Not that being little has hurt anyone in her family. Her mother is Juliette Small, the film critic. You can read her reviews in three national magazines. Because of her Erica is positive she’s going to get into Radcliffe, even though her grades aren’t that hot. I have a 92 average so I almost died when I saw my college board scores. They were below average. Erica scored much higher than I did. She doesn’t fall apart over really important things and I’m always afraid I might. That’s another difference between us.

The phone rang at noon the next day and woke me. Sybil jumped up and ran to answer it. When she came back she said, ‘That was Michael Wagner. He’s coming over to get his records.’ She yawned and flopped back on her bed. Erica was still out cold.

I asked Sybil, ‘Does he go with that girl, Elizabeth?’

‘Not that I know of . . . why, are you interested?’

‘No . . . just curious.’

‘. . . because I could drop a hint if you want me to . . .’

‘No . . . don’t.’

‘I’ve known him since kindergarten.’

‘He’s in your class?’

‘My homeroom.’

‘Oh . . . I thought he was older.’

‘He’s a senior . . . same as us.’

‘Oh . . .’ He seemed older. ‘Well . . . as long as I’m awake I might as well get dressed,’ I said, heading for the bathroom.

Sybil and I were in the kitchen when the bell rang. I was picking raisins out of a breakfast bun, piling them in the corner of my plate. Sybil leaned against the refrigerator, spooning strawberry yoghurt out of the carton.

She answered the front door and showed Michael into the kitchen. ‘You remember Katherine, don’t you?’ she asked him.

‘Sure . . . hi . . .’ Michael said.

‘Oh . . . hi,’ I said back.

‘Your records are still downstairs,’ Sybil told him. ‘I’ll get them for you.’

‘That’s okay,’ Michael said. ‘I’ll get them myself.’

A few seconds later he called, ‘Who’s K.D.?’

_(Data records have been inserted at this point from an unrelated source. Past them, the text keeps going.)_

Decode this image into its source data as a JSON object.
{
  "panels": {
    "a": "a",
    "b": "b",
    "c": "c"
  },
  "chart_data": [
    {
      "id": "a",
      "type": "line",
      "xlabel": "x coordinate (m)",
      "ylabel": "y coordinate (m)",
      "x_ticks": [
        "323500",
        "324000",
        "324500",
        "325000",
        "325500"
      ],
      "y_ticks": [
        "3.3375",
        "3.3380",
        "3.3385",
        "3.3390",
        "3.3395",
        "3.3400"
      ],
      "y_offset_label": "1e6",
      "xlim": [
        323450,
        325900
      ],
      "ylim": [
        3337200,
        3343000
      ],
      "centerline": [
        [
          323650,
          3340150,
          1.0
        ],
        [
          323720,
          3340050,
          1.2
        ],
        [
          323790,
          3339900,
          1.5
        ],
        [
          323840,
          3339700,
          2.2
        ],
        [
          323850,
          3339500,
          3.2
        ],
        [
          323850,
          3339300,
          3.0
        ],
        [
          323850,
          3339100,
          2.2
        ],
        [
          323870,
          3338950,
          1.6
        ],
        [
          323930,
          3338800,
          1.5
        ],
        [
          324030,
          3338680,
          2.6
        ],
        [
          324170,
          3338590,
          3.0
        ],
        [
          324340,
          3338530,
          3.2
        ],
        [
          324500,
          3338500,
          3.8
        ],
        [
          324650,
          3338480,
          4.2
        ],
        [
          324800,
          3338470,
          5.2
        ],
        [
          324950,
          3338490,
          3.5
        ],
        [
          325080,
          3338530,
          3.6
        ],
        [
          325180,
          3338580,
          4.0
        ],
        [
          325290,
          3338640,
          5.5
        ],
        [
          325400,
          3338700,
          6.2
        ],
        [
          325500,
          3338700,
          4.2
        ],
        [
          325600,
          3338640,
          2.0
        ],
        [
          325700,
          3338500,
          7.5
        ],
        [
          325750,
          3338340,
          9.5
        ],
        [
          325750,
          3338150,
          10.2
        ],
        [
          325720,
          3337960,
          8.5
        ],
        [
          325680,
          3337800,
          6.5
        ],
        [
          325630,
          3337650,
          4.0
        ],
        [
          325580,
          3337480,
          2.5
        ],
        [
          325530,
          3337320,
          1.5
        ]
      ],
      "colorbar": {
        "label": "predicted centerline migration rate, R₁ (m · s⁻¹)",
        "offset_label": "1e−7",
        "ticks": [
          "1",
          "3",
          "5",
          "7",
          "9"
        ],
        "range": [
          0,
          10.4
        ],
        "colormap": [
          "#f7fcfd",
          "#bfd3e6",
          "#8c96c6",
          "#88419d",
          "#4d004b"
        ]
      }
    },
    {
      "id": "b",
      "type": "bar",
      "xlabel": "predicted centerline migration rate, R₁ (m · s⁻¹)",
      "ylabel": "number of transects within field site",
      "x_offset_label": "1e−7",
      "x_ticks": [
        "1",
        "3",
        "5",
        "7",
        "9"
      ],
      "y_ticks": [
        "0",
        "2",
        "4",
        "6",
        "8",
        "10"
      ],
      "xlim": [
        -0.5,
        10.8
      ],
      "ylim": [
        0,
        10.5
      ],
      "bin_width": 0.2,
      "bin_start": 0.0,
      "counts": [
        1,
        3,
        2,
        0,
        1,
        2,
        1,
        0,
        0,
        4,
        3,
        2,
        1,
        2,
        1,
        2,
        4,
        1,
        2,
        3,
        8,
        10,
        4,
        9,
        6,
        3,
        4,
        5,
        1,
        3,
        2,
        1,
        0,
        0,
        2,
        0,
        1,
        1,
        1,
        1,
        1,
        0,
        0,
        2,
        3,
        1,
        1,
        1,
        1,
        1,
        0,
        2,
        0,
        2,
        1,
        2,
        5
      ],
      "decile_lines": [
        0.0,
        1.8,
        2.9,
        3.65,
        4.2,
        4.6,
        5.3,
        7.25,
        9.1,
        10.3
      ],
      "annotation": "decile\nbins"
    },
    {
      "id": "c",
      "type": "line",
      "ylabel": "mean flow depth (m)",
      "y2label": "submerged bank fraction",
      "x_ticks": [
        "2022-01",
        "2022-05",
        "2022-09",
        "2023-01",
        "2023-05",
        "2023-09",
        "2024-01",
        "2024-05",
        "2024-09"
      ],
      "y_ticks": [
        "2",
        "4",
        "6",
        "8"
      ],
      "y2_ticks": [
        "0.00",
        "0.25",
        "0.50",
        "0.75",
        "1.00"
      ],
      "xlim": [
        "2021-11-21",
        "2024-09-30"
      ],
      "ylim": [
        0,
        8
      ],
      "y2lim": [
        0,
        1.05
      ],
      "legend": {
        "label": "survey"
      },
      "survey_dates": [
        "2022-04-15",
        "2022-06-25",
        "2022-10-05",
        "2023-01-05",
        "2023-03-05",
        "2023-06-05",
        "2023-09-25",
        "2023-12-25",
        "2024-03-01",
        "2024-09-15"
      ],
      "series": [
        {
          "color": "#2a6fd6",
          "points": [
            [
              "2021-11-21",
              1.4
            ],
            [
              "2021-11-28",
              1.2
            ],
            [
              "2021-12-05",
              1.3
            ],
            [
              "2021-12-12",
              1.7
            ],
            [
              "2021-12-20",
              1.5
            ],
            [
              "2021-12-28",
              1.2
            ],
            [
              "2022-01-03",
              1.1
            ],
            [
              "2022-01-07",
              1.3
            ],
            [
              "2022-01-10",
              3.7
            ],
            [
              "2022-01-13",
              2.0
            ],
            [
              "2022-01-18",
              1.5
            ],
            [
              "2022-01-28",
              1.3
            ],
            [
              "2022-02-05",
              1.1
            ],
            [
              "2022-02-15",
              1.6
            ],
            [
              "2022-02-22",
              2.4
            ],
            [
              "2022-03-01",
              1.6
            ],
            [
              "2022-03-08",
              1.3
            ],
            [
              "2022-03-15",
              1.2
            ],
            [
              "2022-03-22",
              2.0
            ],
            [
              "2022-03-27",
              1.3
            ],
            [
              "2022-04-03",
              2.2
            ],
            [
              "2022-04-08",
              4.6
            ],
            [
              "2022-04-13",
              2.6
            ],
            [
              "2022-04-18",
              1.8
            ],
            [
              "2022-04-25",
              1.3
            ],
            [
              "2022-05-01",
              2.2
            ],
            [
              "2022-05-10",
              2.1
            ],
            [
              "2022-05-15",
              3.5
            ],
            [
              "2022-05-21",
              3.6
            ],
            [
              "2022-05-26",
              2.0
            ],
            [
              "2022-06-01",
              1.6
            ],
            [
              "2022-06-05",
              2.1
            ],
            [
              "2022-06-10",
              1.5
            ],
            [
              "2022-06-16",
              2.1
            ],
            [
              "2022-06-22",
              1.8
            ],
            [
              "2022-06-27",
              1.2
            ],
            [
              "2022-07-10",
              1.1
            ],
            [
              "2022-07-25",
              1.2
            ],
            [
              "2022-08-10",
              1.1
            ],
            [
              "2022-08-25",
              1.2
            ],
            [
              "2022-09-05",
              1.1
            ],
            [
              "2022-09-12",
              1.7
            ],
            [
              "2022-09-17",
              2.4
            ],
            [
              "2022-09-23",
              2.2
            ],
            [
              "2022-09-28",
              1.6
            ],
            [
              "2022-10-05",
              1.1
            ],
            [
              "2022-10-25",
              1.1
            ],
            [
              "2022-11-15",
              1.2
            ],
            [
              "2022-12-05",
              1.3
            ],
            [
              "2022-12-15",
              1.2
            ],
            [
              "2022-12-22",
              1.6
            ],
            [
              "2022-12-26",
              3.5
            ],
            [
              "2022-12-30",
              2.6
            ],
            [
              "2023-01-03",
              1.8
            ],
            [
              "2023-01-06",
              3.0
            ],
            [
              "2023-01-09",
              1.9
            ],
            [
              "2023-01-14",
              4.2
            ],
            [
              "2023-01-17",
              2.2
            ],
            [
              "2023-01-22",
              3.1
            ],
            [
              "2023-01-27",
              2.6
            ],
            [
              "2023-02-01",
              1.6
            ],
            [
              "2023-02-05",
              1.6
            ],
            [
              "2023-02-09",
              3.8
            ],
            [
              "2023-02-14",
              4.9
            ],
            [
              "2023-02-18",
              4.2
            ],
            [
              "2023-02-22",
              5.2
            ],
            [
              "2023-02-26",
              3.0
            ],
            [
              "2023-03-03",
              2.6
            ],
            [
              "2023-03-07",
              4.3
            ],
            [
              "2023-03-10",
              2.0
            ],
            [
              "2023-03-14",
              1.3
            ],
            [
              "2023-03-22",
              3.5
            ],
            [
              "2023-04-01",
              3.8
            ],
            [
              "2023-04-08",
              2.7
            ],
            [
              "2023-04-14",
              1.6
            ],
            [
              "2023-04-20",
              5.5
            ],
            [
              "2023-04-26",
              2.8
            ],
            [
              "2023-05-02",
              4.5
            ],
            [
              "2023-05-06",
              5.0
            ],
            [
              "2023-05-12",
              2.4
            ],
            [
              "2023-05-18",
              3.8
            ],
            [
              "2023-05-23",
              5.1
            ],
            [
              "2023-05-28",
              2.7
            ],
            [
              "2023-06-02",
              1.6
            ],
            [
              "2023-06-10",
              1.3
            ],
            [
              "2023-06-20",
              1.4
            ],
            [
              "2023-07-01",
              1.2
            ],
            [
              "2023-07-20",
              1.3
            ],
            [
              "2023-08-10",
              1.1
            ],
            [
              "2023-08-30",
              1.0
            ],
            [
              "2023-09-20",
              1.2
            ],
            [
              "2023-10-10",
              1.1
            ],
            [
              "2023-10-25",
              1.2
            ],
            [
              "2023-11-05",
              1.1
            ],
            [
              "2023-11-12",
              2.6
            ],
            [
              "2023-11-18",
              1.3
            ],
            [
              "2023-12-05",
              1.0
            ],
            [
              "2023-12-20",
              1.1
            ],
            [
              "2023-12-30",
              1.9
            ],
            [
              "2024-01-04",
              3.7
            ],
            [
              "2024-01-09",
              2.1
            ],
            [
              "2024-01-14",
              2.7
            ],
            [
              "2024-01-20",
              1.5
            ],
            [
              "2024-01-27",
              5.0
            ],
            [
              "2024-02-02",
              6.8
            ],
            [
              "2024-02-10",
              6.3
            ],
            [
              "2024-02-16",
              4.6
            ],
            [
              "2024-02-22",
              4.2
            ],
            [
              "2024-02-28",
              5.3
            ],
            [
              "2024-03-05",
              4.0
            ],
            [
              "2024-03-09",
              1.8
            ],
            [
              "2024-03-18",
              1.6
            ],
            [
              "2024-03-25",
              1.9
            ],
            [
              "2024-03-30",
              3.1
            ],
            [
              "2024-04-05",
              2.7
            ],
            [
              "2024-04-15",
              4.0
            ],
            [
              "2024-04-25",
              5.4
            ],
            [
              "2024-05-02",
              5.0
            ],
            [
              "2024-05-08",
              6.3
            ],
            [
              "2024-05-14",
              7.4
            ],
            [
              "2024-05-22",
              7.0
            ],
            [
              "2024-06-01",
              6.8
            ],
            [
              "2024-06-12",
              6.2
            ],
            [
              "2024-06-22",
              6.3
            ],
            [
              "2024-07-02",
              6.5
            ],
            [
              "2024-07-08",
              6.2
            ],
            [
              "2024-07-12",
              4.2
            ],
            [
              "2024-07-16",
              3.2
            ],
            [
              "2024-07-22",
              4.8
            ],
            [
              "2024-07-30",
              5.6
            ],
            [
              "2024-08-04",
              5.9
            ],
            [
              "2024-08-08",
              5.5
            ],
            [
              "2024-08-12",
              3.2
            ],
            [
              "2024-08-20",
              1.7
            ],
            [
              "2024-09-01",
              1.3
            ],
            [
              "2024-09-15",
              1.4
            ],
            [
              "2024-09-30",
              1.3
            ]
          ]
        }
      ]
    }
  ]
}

‘Me,’ I answered. ‘Some of those albums are mine.’ I went downstairs and started going through the pile. ‘Are yours marked?’

‘No.’

I was making a stack of K.D.s when he said, ‘Look . . .’ and grabbed my wrist. ‘I came over here because I wanted to see you again.’

‘Oh, well . . .’ I saw my reflection in his glasses.

‘Is that all you can say?’

‘What am I supposed to say?’

‘Do I have to write the script?’

‘Okay . . . I’m glad you came over.’

He smiled. ‘That’s better. How about a ride? My car’s out front.’

‘My father’s coming to pick me up at 3:00. I have to be back by then.’

‘That’s okay.’ He was still holding my wrist.